The last scene of the director’s cut in Blade Runner occurs in Deckard’s apartment still, but a short time has elapsed, as both Deckard and Rachel are wearing different attire. This subtle change in wardrobe allows the audience to become aware of this lapse in time. However, with this subtle wardrobe change, the characteristics of Deckard’s current state have not, Deckard is still moving cautiously throughout the apartment and corridor of the building. This scene also does not feature many close-ups; however, this scene does not use lengthy shots, Ridley Scott uses quicker cuts between the two characters of Deckard and Rachel. Using quicker cuts between the two characters adds an essence of urgency that Deckard has to get the two of them out of the building. This scene is also brighter than the previous scene in the bedroom of the apartment. Ridley Scott utilizes the natural sunlight of the daytime. Carrying from the previous scene that did not feature any soundtrack, this scene starts off without a soundtrack as well. The soundtrack is added when the two characters, Deckard and Rachel leave the apartment.
This simple light change connotes different things about the current situation, the use of the daylight; opposed to darkness that fell into the hallway when Deckard first arrived to his apartment represents a change in time as well as a sense of calm or safety that Deckard and Rachel have found. The final part of the film that speaks the loudest to the audience would be the discovery of the unicorn origami figure that was on the floor from Gaff (Gaff had been leaving them at different places he visited throughout the movie). This simple unicorn origami figure represents the entire movie. This figure lends the idea that Deckard himself is a replicant, because earlier in the film whilst Deckard slept he dreamt of a unicorn running through the forest. Gaff would not know this if Deckard was in fact human, seeing this origami figure presents the notion that Deckard’s dream was an implanted dream or memory that is a common trait of replicants. As the audience revels in this connotation of the unicorn, something imaginary to begin with, could have been replicated by the year 2019.

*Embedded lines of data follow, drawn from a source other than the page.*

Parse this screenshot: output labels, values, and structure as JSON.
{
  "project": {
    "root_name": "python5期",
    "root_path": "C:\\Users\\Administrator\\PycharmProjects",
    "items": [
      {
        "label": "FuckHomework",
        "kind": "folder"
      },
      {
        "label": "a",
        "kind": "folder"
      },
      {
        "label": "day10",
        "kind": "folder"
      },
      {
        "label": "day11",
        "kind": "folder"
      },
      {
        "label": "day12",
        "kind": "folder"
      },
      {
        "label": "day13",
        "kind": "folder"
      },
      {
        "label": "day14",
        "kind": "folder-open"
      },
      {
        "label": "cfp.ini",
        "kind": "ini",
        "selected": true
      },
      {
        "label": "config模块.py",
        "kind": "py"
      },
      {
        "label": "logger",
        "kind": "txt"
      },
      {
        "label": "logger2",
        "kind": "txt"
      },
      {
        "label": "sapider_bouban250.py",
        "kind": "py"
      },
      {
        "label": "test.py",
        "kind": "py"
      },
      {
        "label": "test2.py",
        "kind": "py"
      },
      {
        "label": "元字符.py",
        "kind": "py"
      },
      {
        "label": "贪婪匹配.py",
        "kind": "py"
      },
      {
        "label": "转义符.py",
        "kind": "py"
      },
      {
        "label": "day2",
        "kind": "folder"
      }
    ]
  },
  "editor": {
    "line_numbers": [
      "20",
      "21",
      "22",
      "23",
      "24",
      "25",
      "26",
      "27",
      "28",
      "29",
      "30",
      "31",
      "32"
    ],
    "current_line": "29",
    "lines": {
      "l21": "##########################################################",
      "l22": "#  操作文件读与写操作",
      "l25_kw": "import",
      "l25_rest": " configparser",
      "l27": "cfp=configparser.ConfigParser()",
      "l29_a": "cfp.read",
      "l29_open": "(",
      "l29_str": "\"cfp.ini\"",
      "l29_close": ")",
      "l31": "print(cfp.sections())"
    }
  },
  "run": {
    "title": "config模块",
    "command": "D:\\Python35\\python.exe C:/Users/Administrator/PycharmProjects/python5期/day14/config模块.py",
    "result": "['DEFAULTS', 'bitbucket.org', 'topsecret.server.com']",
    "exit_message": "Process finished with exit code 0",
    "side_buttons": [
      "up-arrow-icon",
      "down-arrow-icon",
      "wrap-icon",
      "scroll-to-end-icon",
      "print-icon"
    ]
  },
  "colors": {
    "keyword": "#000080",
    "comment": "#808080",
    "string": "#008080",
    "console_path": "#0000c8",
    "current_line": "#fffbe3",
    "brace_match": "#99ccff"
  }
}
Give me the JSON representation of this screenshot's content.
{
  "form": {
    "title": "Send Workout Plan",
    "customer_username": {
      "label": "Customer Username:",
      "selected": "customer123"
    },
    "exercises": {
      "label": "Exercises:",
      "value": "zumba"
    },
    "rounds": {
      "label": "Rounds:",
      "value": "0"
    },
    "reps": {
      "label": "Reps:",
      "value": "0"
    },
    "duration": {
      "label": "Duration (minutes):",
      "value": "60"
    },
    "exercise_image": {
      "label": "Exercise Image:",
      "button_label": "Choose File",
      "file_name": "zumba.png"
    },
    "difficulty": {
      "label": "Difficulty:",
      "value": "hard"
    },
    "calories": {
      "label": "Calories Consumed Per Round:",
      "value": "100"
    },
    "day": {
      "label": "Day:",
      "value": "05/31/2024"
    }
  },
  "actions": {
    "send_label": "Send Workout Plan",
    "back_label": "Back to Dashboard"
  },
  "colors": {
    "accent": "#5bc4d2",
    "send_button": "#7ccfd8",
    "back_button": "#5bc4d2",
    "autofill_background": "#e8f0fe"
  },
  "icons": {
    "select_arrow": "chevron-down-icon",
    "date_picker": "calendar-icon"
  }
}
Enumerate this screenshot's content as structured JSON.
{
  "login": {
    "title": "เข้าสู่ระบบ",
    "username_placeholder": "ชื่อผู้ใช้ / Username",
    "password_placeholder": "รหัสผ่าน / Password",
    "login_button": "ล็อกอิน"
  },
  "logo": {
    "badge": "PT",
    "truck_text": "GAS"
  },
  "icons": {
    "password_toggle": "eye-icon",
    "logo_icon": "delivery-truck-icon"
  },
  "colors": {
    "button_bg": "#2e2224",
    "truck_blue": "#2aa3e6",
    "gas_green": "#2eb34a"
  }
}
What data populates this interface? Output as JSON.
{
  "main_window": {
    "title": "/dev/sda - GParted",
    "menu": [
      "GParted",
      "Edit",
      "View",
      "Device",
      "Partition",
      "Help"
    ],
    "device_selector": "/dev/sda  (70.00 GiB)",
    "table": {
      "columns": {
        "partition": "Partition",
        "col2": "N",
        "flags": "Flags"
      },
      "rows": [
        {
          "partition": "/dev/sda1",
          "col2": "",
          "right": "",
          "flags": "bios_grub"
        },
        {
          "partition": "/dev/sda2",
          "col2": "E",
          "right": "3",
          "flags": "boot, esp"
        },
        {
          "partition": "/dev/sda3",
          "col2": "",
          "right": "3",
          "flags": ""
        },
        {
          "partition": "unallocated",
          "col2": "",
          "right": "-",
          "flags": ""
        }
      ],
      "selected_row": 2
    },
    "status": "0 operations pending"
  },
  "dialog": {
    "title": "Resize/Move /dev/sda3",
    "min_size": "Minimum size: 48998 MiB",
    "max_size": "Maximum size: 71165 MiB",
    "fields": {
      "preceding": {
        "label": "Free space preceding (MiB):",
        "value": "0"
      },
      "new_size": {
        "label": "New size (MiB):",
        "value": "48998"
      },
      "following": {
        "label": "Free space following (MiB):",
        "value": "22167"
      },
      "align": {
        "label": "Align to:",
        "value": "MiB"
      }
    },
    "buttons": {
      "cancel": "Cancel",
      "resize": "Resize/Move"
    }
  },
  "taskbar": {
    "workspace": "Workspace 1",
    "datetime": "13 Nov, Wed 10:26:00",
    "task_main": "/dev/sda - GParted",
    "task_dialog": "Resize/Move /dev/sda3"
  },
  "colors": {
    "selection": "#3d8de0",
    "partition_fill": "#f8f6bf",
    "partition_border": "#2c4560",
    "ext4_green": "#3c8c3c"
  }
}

The film ends before any answers to this question can be answered, but ending the film with this question makes the audience rethink the entire movie. Replicants are created to serve a single purpose, they cannot feel emotion, cannot create outside of their parameters, and they tend to do things in a repetitive pattern. Once this unicorn is presented to the audience at the end of the film, you can begin to see the pattern of Deckard and how he carried out the orders of Harry Bryant, the Captain of the Los Angeles Police Department. Yet there is no definitive proof that Deckard is a replicant, the evidence tends to lean in that direction.